Sunday, July 20, 2008

Group ride the lightning

A huge reason I was impelled to cycling was the independence it fosters. I was never a fan of driving nor much a fan other people so I tended to avoid cars and public transportation. Discovering a simple, practical and comprehensible form of transportation was at once liberating and empowering. After so long, solitary commuting evolved into solitary training. Shedding my hardened antisocial exterior-which took an entire upbringing submerged in suburban dystopia to form-was absolutely out of the question; and luckily for me that question never even arose. Riding became my own personal island where I had trained monkeys feeding me cocktails out of coconut shells and where I could sunbathe like a European without fear of making children cry.

Just last weekend my own personal pleasure island had been rocked by a force not unlike a category 5 hurricane: The Group Ride. Riding in groups is like taking a practice test, it simulates riding in a peloton without the emotional repercussions of being dropped, the financial blow of wasting money to be in a race, or even the the athleticism required to be in a real race. While constantly reassured this was a slower ride and hence I would be fine, the terror of being boxed in a cluster of roadies was paramount to any fears of athletic incompetence. Determined not to ride like a triathlete, I knew conquering this group ride thing was imperative to my development as a cyclist. I approached the ride like a child forced into eating spinach; I held my breath, grimaced, and focused on the ice cream I'd be eating soon enough.

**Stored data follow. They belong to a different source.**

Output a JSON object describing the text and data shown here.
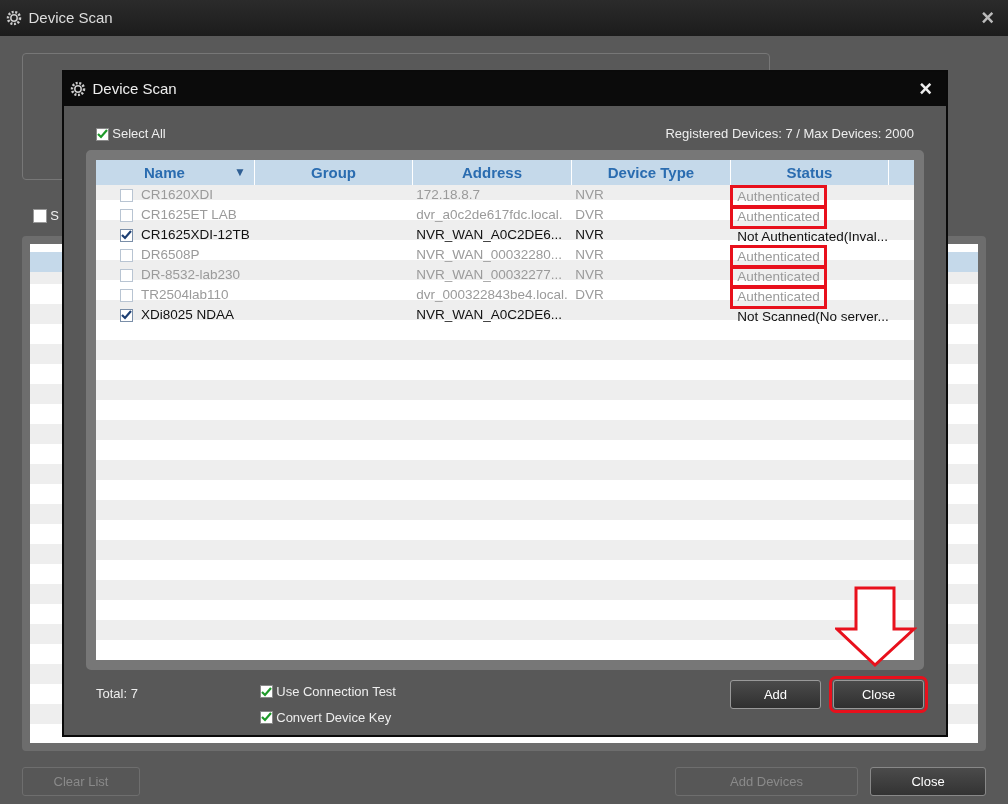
{
  "window": {
    "title": "Device Scan",
    "close": "×"
  },
  "background": {
    "partial_checkbox_label": "S",
    "partial_checkbox_checked": false,
    "buttons": [
      {
        "label": "Clear List",
        "disabled": true
      },
      {
        "label": "Add Devices",
        "disabled": true
      },
      {
        "label": "Close",
        "disabled": false
      }
    ]
  },
  "dialog": {
    "title": "Device Scan",
    "close": "×",
    "select_all": {
      "label": "Select All",
      "checked": true
    },
    "registered": "Registered Devices: 7 / Max Devices: 2000",
    "table": {
      "columns": [
        "Name",
        "Group",
        "Address",
        "Device Type",
        "Status"
      ],
      "sort_indicator": "▼",
      "rows": [
        {
          "name": "CR1620XDI",
          "address": "172.18.8.7",
          "type": "NVR",
          "status": "Authenticated",
          "checked": false,
          "disabled": true,
          "highlighted": true
        },
        {
          "name": "CR1625ET LAB",
          "address": "dvr_a0c2de617fdc.local.",
          "type": "DVR",
          "status": "Authenticated",
          "checked": false,
          "disabled": true,
          "highlighted": true
        },
        {
          "name": "CR1625XDI-12TB",
          "address": "NVR_WAN_A0C2DE6...",
          "type": "NVR",
          "status": "Not Authenticated(Inval...",
          "checked": true,
          "disabled": false,
          "highlighted": false
        },
        {
          "name": "DR6508P",
          "address": "NVR_WAN_00032280...",
          "type": "NVR",
          "status": "Authenticated",
          "checked": false,
          "disabled": true,
          "highlighted": true
        },
        {
          "name": "DR-8532-lab230",
          "address": "NVR_WAN_00032277...",
          "type": "NVR",
          "status": "Authenticated",
          "checked": false,
          "disabled": true,
          "highlighted": true
        },
        {
          "name": "TR2504lab110",
          "address": "dvr_000322843be4.local.",
          "type": "DVR",
          "status": "Authenticated",
          "checked": false,
          "disabled": true,
          "highlighted": true
        },
        {
          "name": "XDi8025 NDAA",
          "address": "NVR_WAN_A0C2DE6...",
          "status": "Not Scanned(No server...",
          "checked": true,
          "disabled": false,
          "highlighted": false
        }
      ]
    },
    "total": "Total: 7",
    "options": [
      {
        "label": "Use Connection Test",
        "checked": true
      },
      {
        "label": "Convert Device Key",
        "checked": true
      }
    ],
    "buttons": [
      {
        "label": "Add",
        "highlighted": false
      },
      {
        "label": "Close",
        "highlighted": true
      }
    ]
  }
}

The ride started out slowly, winding its way north and out of the city. Once into the suburbs, the group remained at roughly the same speed, which I assumed to be a warm-up of sorts, so I remained in the back waiting for something exciting to happen. While I maintain a healthily inflated self-concept in most areas of life, cycling is as of yet the only endeavor to systematically erode my wall of hubris into humble crumbles, and as such staying out of the way is nearly always the most appealing option. An hour and a few hills later I was convinced the ride would be starting at any second, and my death grip on the handlebars tightened in anticipation. Yet even later, a small group of us who had to work that day broke off to go home; the ride was officially over and I hadn't even known it began. Although the pace was relaxed, the perpetual anxiety I had been riding with and the tension in my arms was immensely fatiguing, but the most painful part may have been the three stings I endured after a wayward wasp wandered down my shirt.

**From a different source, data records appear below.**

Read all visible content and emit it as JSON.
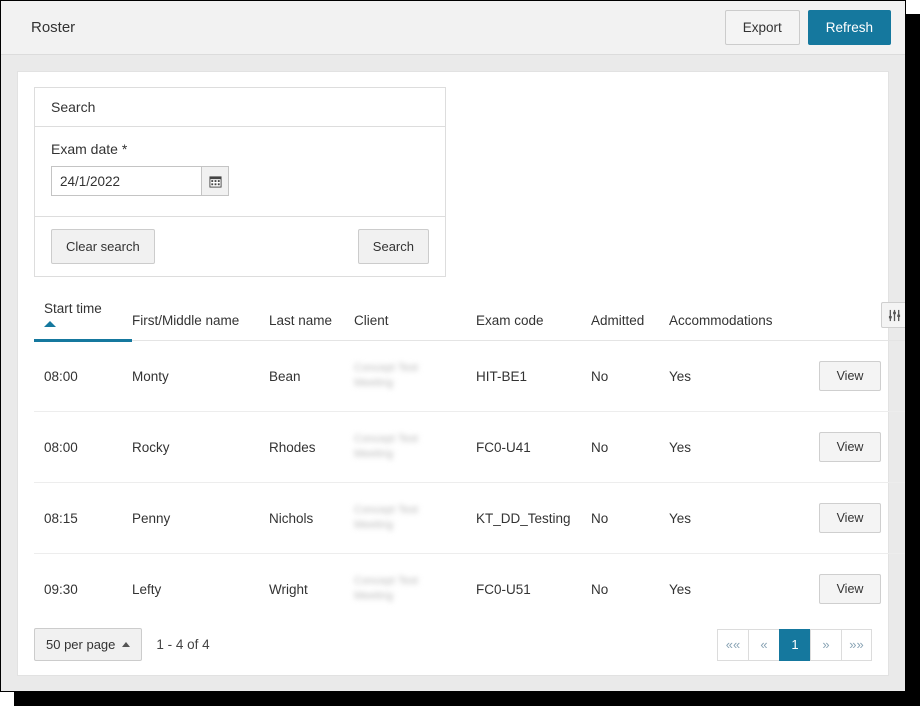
{
  "window": {
    "title": "Roster",
    "accent_color": "#15789e",
    "header_bg": "#f2f2f2",
    "body_bg": "#eaeaea"
  },
  "toolbar": {
    "export_label": "Export",
    "refresh_label": "Refresh"
  },
  "search": {
    "panel_title": "Search",
    "date_label": "Exam date *",
    "date_value": "24/1/2022",
    "date_placeholder": "",
    "calendar_icon": "calendar-icon",
    "clear_label": "Clear search",
    "submit_label": "Search"
  },
  "table": {
    "columns": [
      "Start time",
      "First/Middle name",
      "Last name",
      "Client",
      "Exam code",
      "Admitted",
      "Accommodations"
    ],
    "sorted_column": "Start time",
    "sort_direction": "asc",
    "settings_icon": "sliders-icon",
    "action_label": "View",
    "client_redacted_line1": "Concept Test",
    "client_redacted_line2": "Meeting",
    "rows": [
      {
        "start_time": "08:00",
        "first_name": "Monty",
        "last_name": "Bean",
        "exam_code": "HIT-BE1",
        "admitted": "No",
        "accommodations": "Yes"
      },
      {
        "start_time": "08:00",
        "first_name": "Rocky",
        "last_name": "Rhodes",
        "exam_code": "FC0-U41",
        "admitted": "No",
        "accommodations": "Yes"
      },
      {
        "start_time": "08:15",
        "first_name": "Penny",
        "last_name": "Nichols",
        "exam_code": "KT_DD_Testing",
        "admitted": "No",
        "accommodations": "Yes"
      },
      {
        "start_time": "09:30",
        "first_name": "Lefty",
        "last_name": "Wright",
        "exam_code": "FC0-U51",
        "admitted": "No",
        "accommodations": "Yes"
      }
    ]
  },
  "footer": {
    "per_page_label": "50 per page",
    "range_text": "1 - 4 of 4",
    "pager": {
      "first": "««",
      "prev": "«",
      "current_page": "1",
      "next": "»",
      "last": "»»"
    }
  }
}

I had mentally prepared to feel vulnerable, like a soft freshly molted salamander seeking camouflage on a carnivore's tongue, which was apparent in the way my jaw ached from grinding my teeth and from the numbness coming from my blood-starved pinkie figures. After arriving home I realized how overblown my fears and concerns were; I also realized that salty sweat pouring into an ever-swelling sting wound is shockingly awful. But like the first beer I drank as a teenager, this first group ride left me with nary a buzz, yet I'm inexplicably drawn to try it again.